Try to cash out that pile of stocks and instantly the bubble pops. The values are virtual
AFAIK since incomes are stagnant, tax revenue is very dependent on capital gains. Governments and central banks can't afford to let the stock and real estate bubbles pop.

Governments need taxes to a) keep the circus going and b) paying interests on the growing debt (a good chunk of it is held by the central bank).

Which country? (Not necessarily doubting you, just curious.)
1. Go shopping https://www.privateislandsonline.com

2. Use the remaining billions to purchase a military force

3. Declare yourself sovereign

4. Export your goods and services at reasonable prices.

5. Be recognized by international organizations

6. You're literally a country for less than $24B

You need to largely be self sustaining before step 3, otherwise, even with a military, you are exposed to blockades and attrition.
Seems like more of a money pit than an investment
the challenge with declaring sovereignty is international g8 recognition

Source: got to step 4

> 5. Be recognized by international organizations

Good luck with that. No one has been able to do it for decades on unclaimed land like Sealand or Liberland. And you want to essentially annex another country's territory by force and be recognized? That's pure fantasy.

That's not an argument made in good faith. You call the collapse of the USSR into Russia a "new country"? How many of these so called "new" countries are just single billionaires annexing some island they bought and being recognized by international institutions? I'll tell you how many: exactly zero. Total fantasy.
Ok let's take a step back. Get a .int domain by doing something scientific. Build CERN 2.0 on your new land and you're going to be very welcomed by other countries. It should only cost 8-9B for that and then this step is complete.
25B is the market cap of Ericsson, which is probably responsible for something like 5% of Sweden's GDP.

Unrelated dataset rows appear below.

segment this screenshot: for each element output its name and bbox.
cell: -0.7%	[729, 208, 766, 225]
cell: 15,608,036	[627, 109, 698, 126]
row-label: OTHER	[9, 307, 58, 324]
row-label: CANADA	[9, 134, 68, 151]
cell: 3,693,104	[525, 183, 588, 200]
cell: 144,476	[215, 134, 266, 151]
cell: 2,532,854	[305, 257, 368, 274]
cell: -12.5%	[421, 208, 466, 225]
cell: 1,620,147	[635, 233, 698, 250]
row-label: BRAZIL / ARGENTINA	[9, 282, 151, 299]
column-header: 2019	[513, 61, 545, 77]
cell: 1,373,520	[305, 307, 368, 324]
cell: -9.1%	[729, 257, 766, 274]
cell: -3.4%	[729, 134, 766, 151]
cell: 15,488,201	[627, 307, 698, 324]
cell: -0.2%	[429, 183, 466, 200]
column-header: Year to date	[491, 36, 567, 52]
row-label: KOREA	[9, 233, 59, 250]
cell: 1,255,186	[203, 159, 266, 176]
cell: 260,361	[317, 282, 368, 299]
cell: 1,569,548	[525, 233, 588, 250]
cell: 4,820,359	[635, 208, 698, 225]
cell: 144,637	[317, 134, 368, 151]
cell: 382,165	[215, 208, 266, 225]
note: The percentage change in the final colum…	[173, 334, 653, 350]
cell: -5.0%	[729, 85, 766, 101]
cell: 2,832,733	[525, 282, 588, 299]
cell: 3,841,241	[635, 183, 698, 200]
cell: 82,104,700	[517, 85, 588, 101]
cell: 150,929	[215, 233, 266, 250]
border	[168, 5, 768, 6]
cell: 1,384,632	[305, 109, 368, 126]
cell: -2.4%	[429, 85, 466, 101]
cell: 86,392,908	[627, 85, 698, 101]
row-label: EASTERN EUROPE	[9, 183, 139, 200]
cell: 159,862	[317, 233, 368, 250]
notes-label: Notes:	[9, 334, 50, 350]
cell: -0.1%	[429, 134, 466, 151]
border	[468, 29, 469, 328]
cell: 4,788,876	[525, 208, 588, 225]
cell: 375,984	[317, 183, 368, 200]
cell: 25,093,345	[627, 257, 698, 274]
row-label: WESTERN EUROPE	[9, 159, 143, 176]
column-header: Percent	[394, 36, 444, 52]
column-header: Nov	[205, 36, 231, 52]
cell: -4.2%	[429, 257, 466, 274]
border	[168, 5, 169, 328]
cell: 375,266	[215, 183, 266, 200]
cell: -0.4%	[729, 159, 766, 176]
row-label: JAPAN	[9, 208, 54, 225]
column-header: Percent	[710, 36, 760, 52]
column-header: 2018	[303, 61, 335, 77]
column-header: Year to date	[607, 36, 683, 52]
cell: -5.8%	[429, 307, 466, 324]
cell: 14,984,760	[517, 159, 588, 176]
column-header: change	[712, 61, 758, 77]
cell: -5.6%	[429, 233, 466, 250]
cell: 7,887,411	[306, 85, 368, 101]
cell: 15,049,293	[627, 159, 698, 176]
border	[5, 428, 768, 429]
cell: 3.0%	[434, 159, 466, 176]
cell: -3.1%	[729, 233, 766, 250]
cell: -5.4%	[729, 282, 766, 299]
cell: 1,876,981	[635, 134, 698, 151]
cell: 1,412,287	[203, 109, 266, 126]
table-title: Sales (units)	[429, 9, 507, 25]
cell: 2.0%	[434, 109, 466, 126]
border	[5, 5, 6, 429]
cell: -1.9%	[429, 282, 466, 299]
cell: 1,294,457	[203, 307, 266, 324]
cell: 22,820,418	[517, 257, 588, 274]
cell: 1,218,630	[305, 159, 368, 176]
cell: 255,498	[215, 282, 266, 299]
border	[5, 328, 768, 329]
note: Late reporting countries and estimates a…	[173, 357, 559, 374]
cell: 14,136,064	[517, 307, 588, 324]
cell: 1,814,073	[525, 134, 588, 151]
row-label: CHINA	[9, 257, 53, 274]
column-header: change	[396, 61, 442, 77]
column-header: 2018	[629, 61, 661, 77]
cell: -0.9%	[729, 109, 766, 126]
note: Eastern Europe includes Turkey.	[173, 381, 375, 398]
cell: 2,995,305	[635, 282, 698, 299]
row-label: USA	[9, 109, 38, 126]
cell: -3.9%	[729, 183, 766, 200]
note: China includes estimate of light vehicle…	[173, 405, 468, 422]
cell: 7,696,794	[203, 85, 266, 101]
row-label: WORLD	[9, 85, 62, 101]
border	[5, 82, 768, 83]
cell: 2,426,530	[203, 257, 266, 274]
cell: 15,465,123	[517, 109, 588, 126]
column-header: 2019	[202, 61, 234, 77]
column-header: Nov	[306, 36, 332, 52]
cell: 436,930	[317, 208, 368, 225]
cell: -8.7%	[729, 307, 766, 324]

25B might not be a whole country, but it's definitely a whole country's phone network and internet infrastructure.

There are lots of countries smaller and/or poorer than Sweden.

There are a number of very small countries with GDPs in the hundreds of millions of USD range. If you could buy a country for say 10× GDP you are looking at the low billions in GDP which is Bhutan or Zanzibar sized economies.

The problem is that countries are not often openly up for sale. You need military or political backing to actually get one. So you cannot literally buy a country.

On the other hand, I think it is reasonable to say that this amount of money is the value of an entire small economy, or of the entire stock market of a somewhat bigger one.

>On the other hand, I think it is reasonable to say that this amount of money is the value of an entire small economy, or of the entire stock market of a somewhat bigger one.

Yes. I think it's plausible to believe that it's a ridiculous valuation. That whatever the company has can be replicated for less money.

That's probably true for many companies, but seeing as Palo Alto Networks probably has some kind of software arm, it seems reasonable to expect that they'd actually have the capacity to get what they want for less.

No, we won't. As long as productivity continues to increase, so will market caps.

Some countries are just left behind.